Case ID: ill-app_314/html/0668-01.html
Source: Caselaw Access Project
Author: {"author": "Mr. Justice Kiley", "license": "Public Domain", "url": "https://static.case.law/"}
Date Created: 2024-08-24T03:29:51.129683

Emil Oettinger, Executor, Appellant, v. Helge Bernhard Karlsson et al., Appellees.
    Gen. No. 41,838.
    
      Heard in the third division of this court for the first district at the February term, 1941.
    Opinion filed May 27, 1942.
    Thomas C. Kennedy and William Gillespie, both of Chicago, for appellant; William Gillespie, of Chicago, of counsel.
    Ernest A. Eklund and Anderson & Anderson, all of Chicago, for appellee; John N. Thornburn, of Chicago, of counsel.
   Mr. Justice Kiley

delivered the opinion of the court.

Plaintiff has appealed from a decree, striking his complaint and dismissing his action to contest a will; and from orders denying his subsequent motions.
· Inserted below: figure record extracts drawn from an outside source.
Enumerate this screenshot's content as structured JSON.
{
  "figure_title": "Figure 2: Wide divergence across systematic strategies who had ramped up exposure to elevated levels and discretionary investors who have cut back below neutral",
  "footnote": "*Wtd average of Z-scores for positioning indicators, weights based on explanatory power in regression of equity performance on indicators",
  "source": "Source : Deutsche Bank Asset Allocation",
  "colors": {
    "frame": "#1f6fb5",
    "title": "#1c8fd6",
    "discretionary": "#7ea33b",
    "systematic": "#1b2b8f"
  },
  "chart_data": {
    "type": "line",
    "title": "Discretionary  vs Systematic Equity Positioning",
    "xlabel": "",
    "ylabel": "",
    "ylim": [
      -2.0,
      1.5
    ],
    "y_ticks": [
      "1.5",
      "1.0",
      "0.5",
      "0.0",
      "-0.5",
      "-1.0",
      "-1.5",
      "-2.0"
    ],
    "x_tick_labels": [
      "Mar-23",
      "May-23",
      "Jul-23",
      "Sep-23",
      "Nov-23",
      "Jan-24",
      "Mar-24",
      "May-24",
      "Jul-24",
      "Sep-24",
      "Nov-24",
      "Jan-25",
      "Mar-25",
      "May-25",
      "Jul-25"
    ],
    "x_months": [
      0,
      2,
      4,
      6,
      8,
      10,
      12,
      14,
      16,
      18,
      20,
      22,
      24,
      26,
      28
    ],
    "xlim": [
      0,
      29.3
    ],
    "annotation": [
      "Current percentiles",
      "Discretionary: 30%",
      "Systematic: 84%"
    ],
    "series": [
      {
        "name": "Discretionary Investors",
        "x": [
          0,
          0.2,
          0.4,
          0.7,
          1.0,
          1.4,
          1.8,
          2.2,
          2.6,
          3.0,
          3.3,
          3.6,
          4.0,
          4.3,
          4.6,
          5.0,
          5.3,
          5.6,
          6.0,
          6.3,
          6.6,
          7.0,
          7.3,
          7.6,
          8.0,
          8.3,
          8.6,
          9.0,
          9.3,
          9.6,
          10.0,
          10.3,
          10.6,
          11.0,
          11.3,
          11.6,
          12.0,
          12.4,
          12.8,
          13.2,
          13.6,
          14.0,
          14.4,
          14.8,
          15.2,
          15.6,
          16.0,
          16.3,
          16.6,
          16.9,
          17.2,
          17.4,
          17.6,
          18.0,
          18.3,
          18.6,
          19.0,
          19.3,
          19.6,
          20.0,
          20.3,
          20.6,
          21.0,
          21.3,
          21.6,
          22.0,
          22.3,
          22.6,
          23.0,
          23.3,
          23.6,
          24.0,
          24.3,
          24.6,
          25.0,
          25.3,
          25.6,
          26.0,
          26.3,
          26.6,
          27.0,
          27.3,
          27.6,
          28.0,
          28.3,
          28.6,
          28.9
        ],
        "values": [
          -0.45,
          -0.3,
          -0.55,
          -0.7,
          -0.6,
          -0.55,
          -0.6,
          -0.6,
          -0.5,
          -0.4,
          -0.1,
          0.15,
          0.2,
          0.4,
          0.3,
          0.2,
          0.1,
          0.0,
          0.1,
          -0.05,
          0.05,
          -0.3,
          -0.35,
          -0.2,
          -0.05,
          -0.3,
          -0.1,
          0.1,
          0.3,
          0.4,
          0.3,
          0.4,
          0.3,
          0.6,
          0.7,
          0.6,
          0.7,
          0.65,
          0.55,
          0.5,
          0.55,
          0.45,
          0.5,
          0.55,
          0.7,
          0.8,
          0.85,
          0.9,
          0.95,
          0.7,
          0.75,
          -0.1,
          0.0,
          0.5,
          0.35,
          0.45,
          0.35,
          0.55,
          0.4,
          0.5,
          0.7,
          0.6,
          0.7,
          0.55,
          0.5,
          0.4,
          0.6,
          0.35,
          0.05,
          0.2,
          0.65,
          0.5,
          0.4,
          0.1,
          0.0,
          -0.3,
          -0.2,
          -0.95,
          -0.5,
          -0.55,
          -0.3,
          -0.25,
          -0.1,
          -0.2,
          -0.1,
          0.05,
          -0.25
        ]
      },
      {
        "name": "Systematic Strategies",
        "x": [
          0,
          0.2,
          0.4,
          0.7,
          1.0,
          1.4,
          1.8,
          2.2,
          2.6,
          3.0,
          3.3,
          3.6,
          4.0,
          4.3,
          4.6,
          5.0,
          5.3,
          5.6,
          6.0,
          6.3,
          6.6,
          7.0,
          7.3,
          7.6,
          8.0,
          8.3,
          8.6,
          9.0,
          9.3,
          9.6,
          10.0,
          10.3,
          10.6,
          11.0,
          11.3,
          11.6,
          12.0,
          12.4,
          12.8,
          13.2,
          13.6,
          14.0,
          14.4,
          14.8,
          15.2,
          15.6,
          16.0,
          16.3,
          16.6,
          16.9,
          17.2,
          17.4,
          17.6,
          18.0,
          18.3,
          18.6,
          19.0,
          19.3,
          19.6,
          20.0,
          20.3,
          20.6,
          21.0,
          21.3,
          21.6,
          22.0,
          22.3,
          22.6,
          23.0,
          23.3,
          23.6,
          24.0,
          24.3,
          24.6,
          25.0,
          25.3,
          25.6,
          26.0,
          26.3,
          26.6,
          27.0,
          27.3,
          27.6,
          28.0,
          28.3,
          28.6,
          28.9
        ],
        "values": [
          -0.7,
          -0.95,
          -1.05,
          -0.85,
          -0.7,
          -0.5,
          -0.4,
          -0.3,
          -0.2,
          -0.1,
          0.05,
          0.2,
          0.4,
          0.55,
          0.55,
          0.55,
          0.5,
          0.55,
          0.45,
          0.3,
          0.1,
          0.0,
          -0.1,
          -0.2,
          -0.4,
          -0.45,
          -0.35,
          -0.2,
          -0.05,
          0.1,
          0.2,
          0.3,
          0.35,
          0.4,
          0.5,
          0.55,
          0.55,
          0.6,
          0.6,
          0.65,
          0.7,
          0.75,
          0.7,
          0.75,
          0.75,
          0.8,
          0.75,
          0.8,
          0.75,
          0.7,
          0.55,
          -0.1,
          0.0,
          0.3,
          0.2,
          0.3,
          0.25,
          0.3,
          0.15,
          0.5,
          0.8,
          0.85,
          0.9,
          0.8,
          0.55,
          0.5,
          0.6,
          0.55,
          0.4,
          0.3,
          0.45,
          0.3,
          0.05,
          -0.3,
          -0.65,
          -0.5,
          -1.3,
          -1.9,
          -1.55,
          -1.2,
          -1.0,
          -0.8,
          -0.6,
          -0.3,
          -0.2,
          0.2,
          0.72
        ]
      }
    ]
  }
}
On December 30, 1938, a will of Charles Anderson, deceased, dated January 30,1935, was admitted to probate in the probate court of Cook county. Neither plaintiff nor his wife were named as beneficiaries in that will. An alleged will of Charles Anderson, same decedent, dated September 23, 1936, in which plaintiff’s wife was named sole beneficiary, was denied probate in the probate court on June 14, 1939. An appeal was taken to the circuit court of Cook county from the order of denial by plaintiff who was named executor in the latter document. That appeal was pending when plaintiff filed the instant proceeding in the superior court on December 28, 1939, to contest the will which had been admitted to probate.

One of the reasons alleged in defendant’s motion to dismiss in the trial court was that plaintiff was not entitled to bring the suit. If defendant’s contention is correct we need consider no other point.

Section 7, chapter 148, Ill. Rev. Stat., in force when the proceeding was filed, limits the right to contest a will to persons interested therein. A “person interested” means one who is affected detrimentally by being deprived in the will of a right he would otherwise have had in the absence of a will. Selden v. Illinois Trust & Savings Bank, 239 Ill. 67. At the time the will was admitted to probate, plaintiff was not an heir of the testator nor was he in anywise deprived by that will, therefore, he is not qualified to maintain this proceeding.

The decree of the superior court was properly entered and is, therefore, affirmed.

Decree affirmed.

Burke, P. J., and Hebel, J., concur.